The forum – “What’s the real story with ice” – was organised by the churches and community group alliance Peninsula Voice, which has been running a series of forums to tackle difficult topics such as family violence.
Peninsula Voice chair Peter Orton said Kerrie Knight, the Mornington mother of a 21-year-old daughter with an ice addiction who told her family’s harrowing story to more than 370 strangers, was a hero in the same vein as the peninsula’s family violence campaigner Rosie Batty, who had bared all in the national spotlight about the death of her son Luke to make a change.
“Kerrie spoke for just four minutes but what she said had a profound effect on audience members with a very powerful speech,” he said.
Ms Knight was the only “civilian” speaker of four, joining Victorian Police Assistant Commissioner Stephen Fontana, Peninsula Health’s alcohol and other drugs manager Stephen Bright, and Julie Rae of the Australian Drug Foundation.
Ms Knight told the audience she and her partner Mark had raised four children in Mornington. “My daughter Indya has battled with ice addiction for five years. My story is not unique; in fact it is far too common.
“I would like to share my story in the hope that it may help other families learn from my experience, to help families cope better with addiction,” she said.
Ms Knight said her daughter tried ice at age 16. “From that point, our family has endured suffering, anguish and sheer frustration. Indya is now 21 and is in a government-funded rehabilitation facility in Darwin. This is the second time she has been in a rehabilitation facility.”
“Touch wood, this time she can get the knowledge and skills to help her to re-establish a more positive life.

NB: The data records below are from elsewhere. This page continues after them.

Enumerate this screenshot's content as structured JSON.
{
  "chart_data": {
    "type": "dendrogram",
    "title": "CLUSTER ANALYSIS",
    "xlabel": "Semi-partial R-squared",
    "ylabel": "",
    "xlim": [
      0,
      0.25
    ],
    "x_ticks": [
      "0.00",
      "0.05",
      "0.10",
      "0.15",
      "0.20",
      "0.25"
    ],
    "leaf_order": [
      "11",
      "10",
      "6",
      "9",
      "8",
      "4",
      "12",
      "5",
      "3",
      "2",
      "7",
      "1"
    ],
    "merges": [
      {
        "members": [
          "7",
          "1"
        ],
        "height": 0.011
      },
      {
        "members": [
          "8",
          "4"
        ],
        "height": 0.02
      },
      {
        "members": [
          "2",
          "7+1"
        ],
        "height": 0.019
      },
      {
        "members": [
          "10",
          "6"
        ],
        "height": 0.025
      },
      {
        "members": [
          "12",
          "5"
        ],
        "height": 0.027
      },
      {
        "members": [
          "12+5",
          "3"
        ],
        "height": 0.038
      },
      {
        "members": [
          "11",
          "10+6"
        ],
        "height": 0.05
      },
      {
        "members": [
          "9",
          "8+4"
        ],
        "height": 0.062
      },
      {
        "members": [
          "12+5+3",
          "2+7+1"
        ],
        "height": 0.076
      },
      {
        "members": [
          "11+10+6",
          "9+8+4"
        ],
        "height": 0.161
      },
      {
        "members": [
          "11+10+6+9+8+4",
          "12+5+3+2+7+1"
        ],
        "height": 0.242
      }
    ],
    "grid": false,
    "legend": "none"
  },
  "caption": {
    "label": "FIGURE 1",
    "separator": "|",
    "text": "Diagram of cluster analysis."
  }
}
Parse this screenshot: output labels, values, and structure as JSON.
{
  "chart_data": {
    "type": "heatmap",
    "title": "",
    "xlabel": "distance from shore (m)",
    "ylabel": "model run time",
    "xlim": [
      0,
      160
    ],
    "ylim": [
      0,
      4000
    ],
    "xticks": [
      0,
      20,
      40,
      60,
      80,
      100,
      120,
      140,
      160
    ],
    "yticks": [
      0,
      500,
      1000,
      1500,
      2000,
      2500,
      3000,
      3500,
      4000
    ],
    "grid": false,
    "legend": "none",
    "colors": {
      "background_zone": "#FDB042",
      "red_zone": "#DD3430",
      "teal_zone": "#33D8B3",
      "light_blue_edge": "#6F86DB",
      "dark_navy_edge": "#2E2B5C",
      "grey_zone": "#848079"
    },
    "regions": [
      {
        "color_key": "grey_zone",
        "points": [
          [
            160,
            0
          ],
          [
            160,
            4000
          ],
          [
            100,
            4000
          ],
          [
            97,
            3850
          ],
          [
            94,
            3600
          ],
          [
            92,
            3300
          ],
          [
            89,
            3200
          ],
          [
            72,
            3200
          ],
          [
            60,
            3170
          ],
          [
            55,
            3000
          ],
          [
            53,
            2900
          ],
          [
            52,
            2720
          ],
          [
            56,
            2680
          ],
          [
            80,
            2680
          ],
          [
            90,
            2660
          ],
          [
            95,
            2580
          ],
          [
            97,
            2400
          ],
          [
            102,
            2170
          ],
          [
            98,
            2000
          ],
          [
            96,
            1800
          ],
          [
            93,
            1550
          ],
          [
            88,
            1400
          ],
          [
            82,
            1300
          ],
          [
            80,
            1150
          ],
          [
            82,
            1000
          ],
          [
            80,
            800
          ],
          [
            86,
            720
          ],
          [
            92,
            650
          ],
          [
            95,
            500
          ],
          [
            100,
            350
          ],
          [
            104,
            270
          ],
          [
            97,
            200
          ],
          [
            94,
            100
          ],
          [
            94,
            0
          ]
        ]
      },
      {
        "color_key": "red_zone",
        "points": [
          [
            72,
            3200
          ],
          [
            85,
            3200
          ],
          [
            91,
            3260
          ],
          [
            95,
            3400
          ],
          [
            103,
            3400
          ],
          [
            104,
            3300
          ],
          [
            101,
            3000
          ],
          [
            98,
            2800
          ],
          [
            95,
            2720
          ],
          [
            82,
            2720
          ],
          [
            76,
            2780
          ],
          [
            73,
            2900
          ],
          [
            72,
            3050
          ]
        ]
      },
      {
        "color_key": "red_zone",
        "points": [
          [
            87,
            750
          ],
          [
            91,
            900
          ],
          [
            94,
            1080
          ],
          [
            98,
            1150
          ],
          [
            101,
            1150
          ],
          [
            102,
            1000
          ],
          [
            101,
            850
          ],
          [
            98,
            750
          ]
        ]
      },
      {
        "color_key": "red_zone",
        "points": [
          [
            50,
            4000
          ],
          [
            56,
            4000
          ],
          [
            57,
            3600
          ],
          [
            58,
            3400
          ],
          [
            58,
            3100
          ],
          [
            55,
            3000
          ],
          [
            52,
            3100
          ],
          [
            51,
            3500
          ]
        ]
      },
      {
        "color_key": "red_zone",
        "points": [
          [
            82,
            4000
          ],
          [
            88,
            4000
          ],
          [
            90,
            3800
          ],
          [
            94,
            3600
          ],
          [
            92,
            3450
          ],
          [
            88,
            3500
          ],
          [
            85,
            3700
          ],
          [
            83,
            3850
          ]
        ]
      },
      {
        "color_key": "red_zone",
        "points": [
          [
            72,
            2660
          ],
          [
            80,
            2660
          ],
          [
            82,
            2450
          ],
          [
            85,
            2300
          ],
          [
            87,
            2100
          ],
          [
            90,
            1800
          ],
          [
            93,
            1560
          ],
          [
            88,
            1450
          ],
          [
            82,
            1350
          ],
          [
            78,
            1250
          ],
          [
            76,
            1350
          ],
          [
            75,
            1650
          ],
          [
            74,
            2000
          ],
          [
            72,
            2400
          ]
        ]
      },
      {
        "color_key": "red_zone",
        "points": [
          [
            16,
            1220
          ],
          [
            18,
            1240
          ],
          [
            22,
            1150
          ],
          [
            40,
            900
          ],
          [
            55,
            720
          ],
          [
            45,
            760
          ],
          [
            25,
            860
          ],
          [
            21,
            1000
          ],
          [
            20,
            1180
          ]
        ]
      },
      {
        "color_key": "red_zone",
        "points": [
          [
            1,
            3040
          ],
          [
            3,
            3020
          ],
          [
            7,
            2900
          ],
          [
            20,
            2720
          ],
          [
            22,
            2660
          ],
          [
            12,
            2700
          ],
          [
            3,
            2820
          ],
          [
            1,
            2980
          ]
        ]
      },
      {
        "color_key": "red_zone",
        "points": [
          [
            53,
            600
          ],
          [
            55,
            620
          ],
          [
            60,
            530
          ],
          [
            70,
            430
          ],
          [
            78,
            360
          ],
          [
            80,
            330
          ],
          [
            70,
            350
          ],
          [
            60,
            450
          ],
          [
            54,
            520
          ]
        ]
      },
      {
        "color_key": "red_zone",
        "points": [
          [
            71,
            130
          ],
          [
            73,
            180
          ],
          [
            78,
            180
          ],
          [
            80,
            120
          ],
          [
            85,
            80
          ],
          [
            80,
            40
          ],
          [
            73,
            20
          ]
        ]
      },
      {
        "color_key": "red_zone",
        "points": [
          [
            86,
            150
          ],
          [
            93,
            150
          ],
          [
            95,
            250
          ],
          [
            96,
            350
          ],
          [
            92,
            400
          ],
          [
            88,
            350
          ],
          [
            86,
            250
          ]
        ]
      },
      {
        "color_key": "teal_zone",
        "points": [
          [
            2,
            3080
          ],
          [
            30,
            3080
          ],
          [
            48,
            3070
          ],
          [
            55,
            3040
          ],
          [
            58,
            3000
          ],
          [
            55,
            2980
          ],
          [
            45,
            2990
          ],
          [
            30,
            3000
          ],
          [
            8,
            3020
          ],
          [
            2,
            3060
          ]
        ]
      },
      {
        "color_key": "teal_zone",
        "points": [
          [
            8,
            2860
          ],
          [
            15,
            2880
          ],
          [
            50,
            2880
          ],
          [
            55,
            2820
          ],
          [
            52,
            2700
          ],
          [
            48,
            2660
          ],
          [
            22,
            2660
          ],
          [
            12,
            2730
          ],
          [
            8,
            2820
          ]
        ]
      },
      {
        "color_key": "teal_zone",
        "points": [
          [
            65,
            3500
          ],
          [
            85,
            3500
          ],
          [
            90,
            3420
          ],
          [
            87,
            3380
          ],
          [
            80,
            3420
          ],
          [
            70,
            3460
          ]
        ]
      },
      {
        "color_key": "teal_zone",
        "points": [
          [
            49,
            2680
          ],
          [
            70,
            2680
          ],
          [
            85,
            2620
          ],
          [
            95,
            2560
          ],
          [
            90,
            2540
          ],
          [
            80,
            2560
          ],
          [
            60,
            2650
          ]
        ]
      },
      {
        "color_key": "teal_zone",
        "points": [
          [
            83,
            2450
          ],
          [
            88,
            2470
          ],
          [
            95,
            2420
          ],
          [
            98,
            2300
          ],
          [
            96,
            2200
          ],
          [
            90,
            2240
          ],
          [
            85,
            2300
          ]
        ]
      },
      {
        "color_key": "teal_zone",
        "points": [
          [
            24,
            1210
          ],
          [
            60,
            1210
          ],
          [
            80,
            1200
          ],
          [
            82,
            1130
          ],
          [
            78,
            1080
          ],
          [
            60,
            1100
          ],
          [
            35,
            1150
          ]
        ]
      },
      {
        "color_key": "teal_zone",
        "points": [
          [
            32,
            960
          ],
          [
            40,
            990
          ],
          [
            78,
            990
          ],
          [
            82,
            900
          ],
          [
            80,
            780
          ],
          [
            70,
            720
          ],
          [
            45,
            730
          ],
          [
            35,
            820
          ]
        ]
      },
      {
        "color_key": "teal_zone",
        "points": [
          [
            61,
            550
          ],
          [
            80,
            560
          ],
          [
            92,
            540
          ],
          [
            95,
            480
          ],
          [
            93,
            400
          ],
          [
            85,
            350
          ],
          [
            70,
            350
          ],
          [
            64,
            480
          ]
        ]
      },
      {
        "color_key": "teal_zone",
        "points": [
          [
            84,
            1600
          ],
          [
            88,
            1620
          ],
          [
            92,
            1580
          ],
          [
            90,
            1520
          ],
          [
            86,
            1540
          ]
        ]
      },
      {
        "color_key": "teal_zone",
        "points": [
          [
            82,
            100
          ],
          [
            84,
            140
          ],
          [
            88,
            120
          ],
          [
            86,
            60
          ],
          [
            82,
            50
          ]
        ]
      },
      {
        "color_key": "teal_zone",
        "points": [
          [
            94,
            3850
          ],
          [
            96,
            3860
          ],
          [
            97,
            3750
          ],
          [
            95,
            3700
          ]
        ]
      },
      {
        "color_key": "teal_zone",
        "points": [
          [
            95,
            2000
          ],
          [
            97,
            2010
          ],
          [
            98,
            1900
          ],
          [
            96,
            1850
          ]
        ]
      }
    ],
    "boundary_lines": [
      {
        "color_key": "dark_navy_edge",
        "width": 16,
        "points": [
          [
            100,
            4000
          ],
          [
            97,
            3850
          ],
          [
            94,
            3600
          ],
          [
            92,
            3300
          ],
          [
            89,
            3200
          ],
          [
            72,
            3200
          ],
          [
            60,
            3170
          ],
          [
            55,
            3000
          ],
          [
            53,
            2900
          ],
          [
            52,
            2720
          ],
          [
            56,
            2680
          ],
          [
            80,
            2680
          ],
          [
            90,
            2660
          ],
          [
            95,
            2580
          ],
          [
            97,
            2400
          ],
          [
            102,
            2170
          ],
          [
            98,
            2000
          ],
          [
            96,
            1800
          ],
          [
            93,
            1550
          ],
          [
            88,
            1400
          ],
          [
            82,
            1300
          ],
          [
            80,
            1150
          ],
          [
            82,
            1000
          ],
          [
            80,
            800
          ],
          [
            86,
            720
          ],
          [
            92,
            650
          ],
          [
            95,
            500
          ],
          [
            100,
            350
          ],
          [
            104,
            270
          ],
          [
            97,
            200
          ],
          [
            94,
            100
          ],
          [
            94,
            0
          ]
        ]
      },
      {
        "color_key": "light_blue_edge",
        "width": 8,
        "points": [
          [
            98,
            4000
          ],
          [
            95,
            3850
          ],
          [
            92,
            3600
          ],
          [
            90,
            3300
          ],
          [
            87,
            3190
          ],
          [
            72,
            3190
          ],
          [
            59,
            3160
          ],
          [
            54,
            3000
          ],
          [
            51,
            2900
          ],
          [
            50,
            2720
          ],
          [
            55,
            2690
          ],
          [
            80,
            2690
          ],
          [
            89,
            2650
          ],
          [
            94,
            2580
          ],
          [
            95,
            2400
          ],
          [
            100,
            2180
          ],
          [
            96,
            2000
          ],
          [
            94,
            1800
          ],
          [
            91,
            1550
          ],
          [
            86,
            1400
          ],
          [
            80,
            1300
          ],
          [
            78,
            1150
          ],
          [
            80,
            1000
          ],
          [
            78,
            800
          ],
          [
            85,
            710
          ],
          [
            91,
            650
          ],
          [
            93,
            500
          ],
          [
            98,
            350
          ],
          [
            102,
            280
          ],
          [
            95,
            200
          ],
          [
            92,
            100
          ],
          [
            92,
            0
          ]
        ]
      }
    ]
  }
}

Indya has been damaged by this addiction and in particular her mental health.”
Ms Knight said drug addiction was an illness that required long-term treatment for people to recover. “It is not a moral failing. I have learnt the difference between enabling and loving support.”
She said drug addiction did not discriminate. “It has nothing to do with your socio-economic position. It has nothing to do with your education level or your background.”
She said her daughter had overdosed five times in the past five years. “From my experience she is one of the fortunate ones to still be alive. Indya has had consistent and loving family support. What was lacking in our approach was knowledge and the skill to know how to support her without enabling her addiction.
“Simply advising young people not to take drugs is not the answer. Family and community are the key elements to help deliver education, early intervention and harm minimisation. We have a huge gap in the community for a local family support network.
“The trauma of drug addiction has a ripple effect on family members, which impacts their mental health. Unfortunately, because of the stigma attached to addiction, we don’t feel comfortable talking about it. We fear judgement as a parent. This has to change. We need more open conversation, not less.”
Ms Knight called on the peninsula community to set up a family support group. “We need a safe place to be able to share our stories and personal suffering in the non-judgemental and caring environment. Peninsula Voice has offered to run a smaller forum to bring affected people together.”
Mr Orton said it was hoped to run another forum later this year. In the meantime, the group was planning to run a series of smaller, support group-type events in the way described by Ms Knight.